The NILE trial looked into the impact of liquid biopsies in lung cancer. Could you highlight the findings from this study?
This is a very simple test. They took 282 patients with lung cancer who were going to undergo standard tissue testing. All of them had their blood drawn and sent for plasma testing at the same time. In the end, they described the success rate for identifying guideline-recommended biomarkers with the plasma testing compared with the tissue testing. This was a nice, real-world study because they were using a commercially available, FDA-approved plasma test and whatever was done by local testing centers for tissue testing, which is a very realistic real-world way of doing it.
In one aspect, this is a glaring way of illustrating that with many biomarkers to test, using a combination of single-gene tests is completely ineffective. There's no practical way to test for 8 different biomarkers using single-gene tests. If you just looked at EGFR and ALK, for example, more than 80% of patients were tested, which is pretty close to what literature has described regarding patients who were tested for EGFR and ALK nationwide. However, even 80% for ALK 83% for EGFR, compared with 95% of patients getting tested with plasma testing, shows that liquid biopsy captures a much larger group of eligible patients and ensures they have at least some testing done.
The disadvantage [of liquid biopsy] is the sensitivity. Although a relatively small number of patients had all of the tissue testing done, the plasma testing results in patients who had tissue testing showed they had about an 80% sensitivity. In other words, 80% of the genetic alterations that were found in tissue were also found in the plasma. The flipside is if you had done plasma and not tissue testing, you probably would have missed about 20% of those.
However, since only 18% of people got all the tissue testing done, you probably picked up a lot more actionable alterations by doing the plasma testing than you would have if you had solely done tissue testing. In a way, they are complementary. The perfect solution would be to do tissue testing and get it done correctly on 100% of patients. However, since that's impractical currently, plasma testing has a huge role to play in improving the number of people getting testing.

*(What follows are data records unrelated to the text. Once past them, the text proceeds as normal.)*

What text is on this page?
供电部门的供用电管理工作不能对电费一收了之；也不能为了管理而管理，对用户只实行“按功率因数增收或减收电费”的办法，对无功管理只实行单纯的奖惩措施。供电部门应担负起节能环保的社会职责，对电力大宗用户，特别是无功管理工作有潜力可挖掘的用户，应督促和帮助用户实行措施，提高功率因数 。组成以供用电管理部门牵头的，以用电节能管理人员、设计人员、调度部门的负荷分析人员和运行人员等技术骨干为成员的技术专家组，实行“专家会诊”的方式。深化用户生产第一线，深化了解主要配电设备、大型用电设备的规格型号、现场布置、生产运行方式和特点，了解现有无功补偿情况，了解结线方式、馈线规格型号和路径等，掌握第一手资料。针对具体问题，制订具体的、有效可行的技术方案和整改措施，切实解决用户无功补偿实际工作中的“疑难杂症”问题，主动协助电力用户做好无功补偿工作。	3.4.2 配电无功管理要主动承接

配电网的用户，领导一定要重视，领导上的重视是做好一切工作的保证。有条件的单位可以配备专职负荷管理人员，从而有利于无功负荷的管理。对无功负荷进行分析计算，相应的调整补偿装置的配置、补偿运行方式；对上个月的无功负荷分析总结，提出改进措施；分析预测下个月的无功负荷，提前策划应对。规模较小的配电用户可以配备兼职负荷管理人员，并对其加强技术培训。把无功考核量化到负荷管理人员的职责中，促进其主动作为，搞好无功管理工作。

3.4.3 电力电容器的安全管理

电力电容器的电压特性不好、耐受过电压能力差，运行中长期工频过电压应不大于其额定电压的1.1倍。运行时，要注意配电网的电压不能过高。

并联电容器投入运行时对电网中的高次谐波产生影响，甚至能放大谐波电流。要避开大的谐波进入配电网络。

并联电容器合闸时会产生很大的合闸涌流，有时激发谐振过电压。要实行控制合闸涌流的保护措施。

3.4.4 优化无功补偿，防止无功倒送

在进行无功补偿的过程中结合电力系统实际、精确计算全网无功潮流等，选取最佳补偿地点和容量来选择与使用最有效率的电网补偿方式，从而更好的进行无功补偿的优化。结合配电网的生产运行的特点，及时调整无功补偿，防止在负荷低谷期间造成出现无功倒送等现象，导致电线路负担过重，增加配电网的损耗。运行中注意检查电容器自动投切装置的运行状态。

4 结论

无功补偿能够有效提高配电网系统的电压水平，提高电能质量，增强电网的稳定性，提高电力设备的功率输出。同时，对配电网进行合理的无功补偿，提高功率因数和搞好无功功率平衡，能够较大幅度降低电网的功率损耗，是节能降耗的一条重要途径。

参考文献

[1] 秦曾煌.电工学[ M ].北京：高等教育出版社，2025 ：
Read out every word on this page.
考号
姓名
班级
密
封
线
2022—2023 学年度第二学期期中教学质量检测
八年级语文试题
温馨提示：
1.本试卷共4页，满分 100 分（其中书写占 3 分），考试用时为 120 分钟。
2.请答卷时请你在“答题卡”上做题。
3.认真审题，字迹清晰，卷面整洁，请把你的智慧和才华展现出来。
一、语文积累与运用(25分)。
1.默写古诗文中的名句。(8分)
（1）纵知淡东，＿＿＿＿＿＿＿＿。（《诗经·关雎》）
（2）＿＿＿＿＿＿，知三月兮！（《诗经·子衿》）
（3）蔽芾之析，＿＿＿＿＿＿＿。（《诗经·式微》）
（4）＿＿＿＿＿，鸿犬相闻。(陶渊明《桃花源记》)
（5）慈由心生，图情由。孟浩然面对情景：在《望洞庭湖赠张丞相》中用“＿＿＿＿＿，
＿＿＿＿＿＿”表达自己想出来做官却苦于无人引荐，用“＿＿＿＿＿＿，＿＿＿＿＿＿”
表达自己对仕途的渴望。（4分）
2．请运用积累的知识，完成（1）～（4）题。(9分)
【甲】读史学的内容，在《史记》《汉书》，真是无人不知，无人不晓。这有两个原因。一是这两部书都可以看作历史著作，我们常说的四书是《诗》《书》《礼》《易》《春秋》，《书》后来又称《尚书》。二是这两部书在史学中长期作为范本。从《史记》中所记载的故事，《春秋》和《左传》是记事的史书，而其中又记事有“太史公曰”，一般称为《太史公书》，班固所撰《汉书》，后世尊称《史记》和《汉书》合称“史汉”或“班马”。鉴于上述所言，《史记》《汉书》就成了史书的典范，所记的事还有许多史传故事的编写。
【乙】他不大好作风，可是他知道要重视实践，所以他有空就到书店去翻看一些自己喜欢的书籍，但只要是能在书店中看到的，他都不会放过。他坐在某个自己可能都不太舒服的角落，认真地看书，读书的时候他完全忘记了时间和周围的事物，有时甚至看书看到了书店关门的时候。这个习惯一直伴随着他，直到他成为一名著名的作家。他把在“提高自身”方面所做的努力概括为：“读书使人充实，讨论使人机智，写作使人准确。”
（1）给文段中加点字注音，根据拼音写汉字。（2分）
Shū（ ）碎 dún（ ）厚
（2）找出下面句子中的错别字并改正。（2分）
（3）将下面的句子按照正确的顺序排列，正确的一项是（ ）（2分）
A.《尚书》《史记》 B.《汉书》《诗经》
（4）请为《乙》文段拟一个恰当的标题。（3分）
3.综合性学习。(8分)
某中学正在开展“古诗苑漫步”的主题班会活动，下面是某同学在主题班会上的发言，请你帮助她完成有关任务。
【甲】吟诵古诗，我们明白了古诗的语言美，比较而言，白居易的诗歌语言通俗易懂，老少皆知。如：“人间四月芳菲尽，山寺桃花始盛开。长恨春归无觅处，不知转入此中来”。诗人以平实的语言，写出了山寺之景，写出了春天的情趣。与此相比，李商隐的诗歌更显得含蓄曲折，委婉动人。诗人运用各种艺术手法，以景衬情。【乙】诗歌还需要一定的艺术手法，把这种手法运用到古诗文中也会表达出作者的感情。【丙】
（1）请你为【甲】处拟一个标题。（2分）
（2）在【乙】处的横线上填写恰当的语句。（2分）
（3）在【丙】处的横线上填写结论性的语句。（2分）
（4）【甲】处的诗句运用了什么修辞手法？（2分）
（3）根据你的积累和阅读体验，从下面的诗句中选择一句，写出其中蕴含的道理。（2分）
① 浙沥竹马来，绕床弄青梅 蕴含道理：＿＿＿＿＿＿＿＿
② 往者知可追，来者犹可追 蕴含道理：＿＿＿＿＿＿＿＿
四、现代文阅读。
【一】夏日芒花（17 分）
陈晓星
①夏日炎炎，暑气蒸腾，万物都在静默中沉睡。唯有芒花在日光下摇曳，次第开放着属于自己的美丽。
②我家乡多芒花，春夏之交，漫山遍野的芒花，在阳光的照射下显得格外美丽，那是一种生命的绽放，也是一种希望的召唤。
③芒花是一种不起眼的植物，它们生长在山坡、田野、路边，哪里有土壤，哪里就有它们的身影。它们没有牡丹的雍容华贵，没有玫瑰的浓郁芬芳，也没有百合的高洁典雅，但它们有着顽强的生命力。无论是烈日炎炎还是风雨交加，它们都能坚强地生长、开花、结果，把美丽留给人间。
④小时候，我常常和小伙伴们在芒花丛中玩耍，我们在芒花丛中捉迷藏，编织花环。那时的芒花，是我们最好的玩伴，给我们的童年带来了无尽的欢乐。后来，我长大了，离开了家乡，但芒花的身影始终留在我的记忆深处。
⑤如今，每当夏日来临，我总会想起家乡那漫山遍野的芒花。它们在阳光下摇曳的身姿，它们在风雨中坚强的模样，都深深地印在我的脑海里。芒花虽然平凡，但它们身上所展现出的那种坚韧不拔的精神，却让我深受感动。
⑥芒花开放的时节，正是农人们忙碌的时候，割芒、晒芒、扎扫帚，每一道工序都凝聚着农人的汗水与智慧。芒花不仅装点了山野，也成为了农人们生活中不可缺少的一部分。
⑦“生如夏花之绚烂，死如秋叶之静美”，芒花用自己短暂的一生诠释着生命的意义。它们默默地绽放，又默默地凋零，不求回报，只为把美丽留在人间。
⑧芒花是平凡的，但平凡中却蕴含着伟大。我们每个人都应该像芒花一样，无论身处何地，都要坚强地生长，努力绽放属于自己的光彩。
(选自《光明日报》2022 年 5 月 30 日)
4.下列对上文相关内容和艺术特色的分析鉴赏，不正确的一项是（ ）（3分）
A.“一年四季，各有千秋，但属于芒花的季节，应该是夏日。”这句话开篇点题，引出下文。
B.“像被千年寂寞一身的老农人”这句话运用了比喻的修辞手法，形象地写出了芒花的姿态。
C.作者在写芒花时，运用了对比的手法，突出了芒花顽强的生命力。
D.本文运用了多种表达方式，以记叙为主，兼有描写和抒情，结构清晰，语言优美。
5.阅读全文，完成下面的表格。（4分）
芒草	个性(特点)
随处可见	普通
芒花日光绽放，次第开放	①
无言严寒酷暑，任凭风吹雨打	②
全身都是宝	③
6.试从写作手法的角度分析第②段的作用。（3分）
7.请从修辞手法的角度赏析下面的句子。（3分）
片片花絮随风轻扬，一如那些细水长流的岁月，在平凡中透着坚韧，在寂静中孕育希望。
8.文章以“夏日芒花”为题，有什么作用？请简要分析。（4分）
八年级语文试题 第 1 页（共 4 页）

Is there any pushback regarding the payment aspect liquid biopsies?
A major outstanding question when it comes to plasma testing is reimbursement for paying for these tests. There are FDA-approved plasma tests. Hopefully, payers understand the importance of the role of testing and are covering this. We as a field have to be careful about routinely recommending double testing using plasma and tissue for every patient. We have to set up an algorithm that optimally try to identify [optimal testing] for patients without doing wasteful testing. I'm encouraged by what I've seen, at least in the last couple of years, with payer coverage for plasma testing when it's appropriate.
What steps can we take as a community to make liquid biopsies more widespread?
[We must work on] education and letting people know about plasma testing, including the advantages and disadvantages. I do not want to put out the message that, “Plasma testing should replace tissue testing universally, that it's every bit as good, and that the result of plasma testing is adequate if it shows you don't have an actionable result.” If you have good tissue testing and you're going to get the [results from plasma too], then that's adequate. If you have any questions about your tissue testing, then doing plasma testing upfront makes perfect sense. However, if you get a negative result and there are no actionable results from your plasma test, you have to follow up with tissue testing because you may have missed some [alterations].